Nota. - Der Begriff Begriff spielt im Deutschen eine Sonderrolle, für die es in anderen Sprachen kaum eine Ent- sprechung gibt. Und in der Schulsprache der deutschen Philosophen erst recht, fast möchte man sagen, er sei ihr shibboleth: Wer's nicht richtig ausspricht, gehört nicht dazu. 

Vor Kant bestand die Philosophie (der Wolff-Baumgarten'schen Schule) nur aus Begriffen. Es wurde definiert, angehäuft und konstruiert.
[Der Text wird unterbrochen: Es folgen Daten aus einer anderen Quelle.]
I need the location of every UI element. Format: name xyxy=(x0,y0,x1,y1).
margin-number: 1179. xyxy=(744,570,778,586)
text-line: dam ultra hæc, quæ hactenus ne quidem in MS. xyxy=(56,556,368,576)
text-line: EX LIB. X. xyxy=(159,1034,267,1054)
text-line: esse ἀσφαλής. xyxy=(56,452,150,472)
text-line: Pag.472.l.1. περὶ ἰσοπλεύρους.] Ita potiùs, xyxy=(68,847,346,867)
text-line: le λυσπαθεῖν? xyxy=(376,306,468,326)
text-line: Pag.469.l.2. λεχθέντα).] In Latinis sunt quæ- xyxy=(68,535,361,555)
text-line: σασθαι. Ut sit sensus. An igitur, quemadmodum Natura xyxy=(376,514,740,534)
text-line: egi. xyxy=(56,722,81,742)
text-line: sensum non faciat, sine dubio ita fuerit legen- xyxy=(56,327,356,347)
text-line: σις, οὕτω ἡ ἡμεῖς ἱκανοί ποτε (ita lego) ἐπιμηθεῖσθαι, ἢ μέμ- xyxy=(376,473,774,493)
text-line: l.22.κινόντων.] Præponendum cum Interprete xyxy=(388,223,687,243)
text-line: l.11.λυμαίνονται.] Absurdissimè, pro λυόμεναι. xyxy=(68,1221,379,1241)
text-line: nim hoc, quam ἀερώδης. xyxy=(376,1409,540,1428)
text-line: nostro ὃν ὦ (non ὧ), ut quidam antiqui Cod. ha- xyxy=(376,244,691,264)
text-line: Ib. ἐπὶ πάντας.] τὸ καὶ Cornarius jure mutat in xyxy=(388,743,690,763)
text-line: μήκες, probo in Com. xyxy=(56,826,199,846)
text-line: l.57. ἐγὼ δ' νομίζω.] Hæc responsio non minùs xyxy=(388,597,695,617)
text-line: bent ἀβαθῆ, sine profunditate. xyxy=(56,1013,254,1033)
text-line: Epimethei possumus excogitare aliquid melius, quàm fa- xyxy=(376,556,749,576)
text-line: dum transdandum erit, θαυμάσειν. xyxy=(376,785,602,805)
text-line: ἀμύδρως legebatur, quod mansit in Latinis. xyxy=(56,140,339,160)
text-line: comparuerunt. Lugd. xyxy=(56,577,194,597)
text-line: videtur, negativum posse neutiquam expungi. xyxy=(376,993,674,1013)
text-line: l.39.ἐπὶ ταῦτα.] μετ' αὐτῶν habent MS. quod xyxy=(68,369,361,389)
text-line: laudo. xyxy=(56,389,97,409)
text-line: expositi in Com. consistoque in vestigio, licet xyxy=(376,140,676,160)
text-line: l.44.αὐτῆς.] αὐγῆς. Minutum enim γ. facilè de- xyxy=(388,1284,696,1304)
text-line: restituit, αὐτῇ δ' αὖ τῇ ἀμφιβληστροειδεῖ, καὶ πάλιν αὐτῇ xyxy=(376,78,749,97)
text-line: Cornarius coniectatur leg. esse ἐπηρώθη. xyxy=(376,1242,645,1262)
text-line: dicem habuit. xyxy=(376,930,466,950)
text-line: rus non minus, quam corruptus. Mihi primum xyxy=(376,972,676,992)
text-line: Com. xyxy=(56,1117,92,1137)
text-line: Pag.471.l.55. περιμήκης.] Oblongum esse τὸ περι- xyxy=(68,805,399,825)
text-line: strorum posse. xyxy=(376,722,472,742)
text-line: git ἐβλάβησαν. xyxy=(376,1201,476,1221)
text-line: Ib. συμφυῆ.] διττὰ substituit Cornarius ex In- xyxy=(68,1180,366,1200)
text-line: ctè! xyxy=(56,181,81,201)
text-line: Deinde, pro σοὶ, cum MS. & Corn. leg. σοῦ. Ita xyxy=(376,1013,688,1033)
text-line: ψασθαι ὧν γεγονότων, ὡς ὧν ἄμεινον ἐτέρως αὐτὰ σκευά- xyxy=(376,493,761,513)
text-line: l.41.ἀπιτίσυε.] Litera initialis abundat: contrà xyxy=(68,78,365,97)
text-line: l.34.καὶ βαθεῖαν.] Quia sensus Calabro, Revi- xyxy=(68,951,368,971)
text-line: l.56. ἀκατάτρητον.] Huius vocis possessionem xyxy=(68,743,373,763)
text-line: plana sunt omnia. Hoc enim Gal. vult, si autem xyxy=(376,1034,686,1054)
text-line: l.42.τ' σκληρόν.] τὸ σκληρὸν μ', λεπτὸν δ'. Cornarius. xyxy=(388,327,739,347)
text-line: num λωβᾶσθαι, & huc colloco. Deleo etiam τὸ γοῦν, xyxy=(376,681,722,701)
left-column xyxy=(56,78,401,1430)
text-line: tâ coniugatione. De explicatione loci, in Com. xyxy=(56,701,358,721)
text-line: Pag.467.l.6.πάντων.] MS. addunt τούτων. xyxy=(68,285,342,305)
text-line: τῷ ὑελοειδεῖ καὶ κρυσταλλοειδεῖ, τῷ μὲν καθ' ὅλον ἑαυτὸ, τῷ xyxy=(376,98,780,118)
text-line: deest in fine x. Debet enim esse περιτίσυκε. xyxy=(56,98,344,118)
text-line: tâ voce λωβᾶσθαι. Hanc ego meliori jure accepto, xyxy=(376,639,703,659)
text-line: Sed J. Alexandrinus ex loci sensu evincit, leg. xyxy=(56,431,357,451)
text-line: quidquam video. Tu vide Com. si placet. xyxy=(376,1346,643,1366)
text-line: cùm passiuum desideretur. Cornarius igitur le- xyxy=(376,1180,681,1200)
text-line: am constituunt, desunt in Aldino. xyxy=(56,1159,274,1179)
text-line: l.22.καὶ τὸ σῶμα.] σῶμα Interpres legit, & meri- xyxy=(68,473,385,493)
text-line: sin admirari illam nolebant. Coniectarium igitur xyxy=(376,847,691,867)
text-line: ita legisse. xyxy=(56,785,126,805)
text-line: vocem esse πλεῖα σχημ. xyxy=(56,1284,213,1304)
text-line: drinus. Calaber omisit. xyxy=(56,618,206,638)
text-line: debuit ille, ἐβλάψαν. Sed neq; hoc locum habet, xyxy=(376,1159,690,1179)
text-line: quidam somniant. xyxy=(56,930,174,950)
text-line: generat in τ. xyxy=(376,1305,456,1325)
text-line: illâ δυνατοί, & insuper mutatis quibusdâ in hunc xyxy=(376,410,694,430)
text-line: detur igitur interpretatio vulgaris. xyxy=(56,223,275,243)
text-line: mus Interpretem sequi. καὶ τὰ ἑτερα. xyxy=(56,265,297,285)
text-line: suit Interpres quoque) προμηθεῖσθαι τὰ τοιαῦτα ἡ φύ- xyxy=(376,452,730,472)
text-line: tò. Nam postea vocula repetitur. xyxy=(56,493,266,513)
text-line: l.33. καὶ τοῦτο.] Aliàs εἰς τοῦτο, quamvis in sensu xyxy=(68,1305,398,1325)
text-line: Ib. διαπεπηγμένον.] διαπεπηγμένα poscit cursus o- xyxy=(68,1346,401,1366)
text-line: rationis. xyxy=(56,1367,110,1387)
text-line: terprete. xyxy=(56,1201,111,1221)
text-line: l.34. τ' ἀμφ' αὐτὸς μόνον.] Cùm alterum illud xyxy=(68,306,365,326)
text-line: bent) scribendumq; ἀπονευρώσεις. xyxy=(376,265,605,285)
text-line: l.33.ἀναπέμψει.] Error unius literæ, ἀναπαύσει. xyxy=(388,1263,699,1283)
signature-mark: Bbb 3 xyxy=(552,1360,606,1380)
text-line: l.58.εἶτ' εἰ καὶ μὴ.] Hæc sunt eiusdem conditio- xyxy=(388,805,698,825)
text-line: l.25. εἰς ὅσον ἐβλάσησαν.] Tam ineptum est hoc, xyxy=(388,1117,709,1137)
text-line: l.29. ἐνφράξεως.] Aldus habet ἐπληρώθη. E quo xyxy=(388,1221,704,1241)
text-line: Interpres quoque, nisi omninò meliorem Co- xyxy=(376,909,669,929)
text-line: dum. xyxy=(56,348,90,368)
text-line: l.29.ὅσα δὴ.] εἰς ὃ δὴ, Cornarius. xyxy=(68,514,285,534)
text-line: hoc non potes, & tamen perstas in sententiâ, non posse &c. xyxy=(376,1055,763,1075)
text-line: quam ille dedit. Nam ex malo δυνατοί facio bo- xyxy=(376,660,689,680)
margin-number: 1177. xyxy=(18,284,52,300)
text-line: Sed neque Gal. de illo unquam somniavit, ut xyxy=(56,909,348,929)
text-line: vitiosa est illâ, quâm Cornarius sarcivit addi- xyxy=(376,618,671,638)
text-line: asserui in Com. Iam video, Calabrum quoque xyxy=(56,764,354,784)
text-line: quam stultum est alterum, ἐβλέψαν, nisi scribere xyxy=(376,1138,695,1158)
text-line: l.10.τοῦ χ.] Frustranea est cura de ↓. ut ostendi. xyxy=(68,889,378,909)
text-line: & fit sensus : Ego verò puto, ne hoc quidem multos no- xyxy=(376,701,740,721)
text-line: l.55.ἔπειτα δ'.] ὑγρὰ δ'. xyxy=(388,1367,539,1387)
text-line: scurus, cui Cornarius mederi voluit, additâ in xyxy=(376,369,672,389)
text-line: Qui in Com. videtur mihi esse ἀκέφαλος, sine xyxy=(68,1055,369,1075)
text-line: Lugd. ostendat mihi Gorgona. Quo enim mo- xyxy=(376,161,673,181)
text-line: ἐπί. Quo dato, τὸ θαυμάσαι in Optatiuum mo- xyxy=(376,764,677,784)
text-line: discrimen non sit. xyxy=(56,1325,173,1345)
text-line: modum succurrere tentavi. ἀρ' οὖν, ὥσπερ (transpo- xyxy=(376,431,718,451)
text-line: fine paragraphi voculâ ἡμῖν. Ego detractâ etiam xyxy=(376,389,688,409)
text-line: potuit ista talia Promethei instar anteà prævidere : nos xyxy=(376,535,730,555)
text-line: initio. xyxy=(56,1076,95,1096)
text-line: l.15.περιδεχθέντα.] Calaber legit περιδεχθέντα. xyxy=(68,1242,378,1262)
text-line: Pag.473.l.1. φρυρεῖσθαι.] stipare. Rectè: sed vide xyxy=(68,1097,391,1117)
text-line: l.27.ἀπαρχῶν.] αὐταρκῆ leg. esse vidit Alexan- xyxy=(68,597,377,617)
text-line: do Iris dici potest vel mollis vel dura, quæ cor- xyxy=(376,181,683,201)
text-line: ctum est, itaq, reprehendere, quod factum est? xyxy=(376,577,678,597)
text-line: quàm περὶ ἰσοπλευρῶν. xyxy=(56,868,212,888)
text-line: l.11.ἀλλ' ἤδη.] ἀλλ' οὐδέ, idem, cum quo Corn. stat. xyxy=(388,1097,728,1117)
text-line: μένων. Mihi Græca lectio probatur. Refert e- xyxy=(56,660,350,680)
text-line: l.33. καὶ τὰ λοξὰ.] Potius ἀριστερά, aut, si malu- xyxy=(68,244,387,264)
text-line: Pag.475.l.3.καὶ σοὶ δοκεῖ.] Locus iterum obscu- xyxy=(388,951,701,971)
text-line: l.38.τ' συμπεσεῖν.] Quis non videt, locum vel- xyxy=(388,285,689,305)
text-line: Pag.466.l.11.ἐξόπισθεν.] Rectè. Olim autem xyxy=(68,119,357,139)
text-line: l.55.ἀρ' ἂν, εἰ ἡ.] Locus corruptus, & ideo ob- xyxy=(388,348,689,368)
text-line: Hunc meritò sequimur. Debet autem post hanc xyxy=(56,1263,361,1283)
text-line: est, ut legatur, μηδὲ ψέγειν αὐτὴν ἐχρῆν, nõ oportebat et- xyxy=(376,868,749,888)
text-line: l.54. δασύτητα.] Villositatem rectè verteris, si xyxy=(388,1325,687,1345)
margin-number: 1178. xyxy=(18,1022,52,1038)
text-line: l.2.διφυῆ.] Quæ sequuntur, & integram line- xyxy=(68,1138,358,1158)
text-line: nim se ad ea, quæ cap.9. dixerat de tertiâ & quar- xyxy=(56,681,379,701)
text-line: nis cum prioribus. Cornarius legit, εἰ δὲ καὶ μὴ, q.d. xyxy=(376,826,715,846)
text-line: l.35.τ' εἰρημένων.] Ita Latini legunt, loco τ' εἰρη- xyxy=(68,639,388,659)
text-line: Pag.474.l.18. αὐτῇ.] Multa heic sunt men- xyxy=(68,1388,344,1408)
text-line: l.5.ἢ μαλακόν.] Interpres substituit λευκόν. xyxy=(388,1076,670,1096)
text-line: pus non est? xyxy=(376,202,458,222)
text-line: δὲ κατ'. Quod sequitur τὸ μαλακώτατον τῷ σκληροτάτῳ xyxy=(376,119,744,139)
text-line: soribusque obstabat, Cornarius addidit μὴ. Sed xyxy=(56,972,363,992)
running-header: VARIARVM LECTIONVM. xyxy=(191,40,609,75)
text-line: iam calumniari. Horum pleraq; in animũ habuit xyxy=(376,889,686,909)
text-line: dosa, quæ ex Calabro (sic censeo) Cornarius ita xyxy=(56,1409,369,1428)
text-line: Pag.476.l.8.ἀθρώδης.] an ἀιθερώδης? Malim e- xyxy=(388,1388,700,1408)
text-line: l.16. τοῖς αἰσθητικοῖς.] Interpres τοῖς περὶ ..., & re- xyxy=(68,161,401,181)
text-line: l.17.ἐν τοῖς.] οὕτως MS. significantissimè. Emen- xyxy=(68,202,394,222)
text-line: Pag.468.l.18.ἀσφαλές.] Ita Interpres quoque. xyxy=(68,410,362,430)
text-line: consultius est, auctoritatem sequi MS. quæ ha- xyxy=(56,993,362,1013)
Kant musste erst wieder daran erinnern, dass man unter einem Begriff sich auch etwas müsse vorstellen können, und das sei nur aus der Anschauung herzuholen. Einem Philosophieren, das nur aus dem Verknüpfen von Begriffen bestünde, wollte er mit der Kritik der reinen Vernunft ein für allemal ein Ende setzen. 

Fichtes Nachfolger auf dem Berliner Lehrstuhl setzte ein System in die Welt, wo die Begriffe 'sich selbst be- wegten', mit den denkenden Individuen gleichsam als ihren Vehikeln - ein begriffshubernder Automat mit dem ominösen Dreisprung als perpetuum mobile, von dem Kant sich nicht träumen ließ. Für Fichte selbst jedoch war Kant auch in diesem Punkt nicht konsequent genug, er hing unversehens noch der alten rationalistischen Gewohnheit an. Bei Fichte beziehen sich Begriffe gar nicht mehr auf irgend ein Sein, sondern überhaupt nur noch auf Handlungen, die in ihnen vorab als Zwecke vorgestellt werden. Der Begriff ist immer nur eine gefasste Absicht.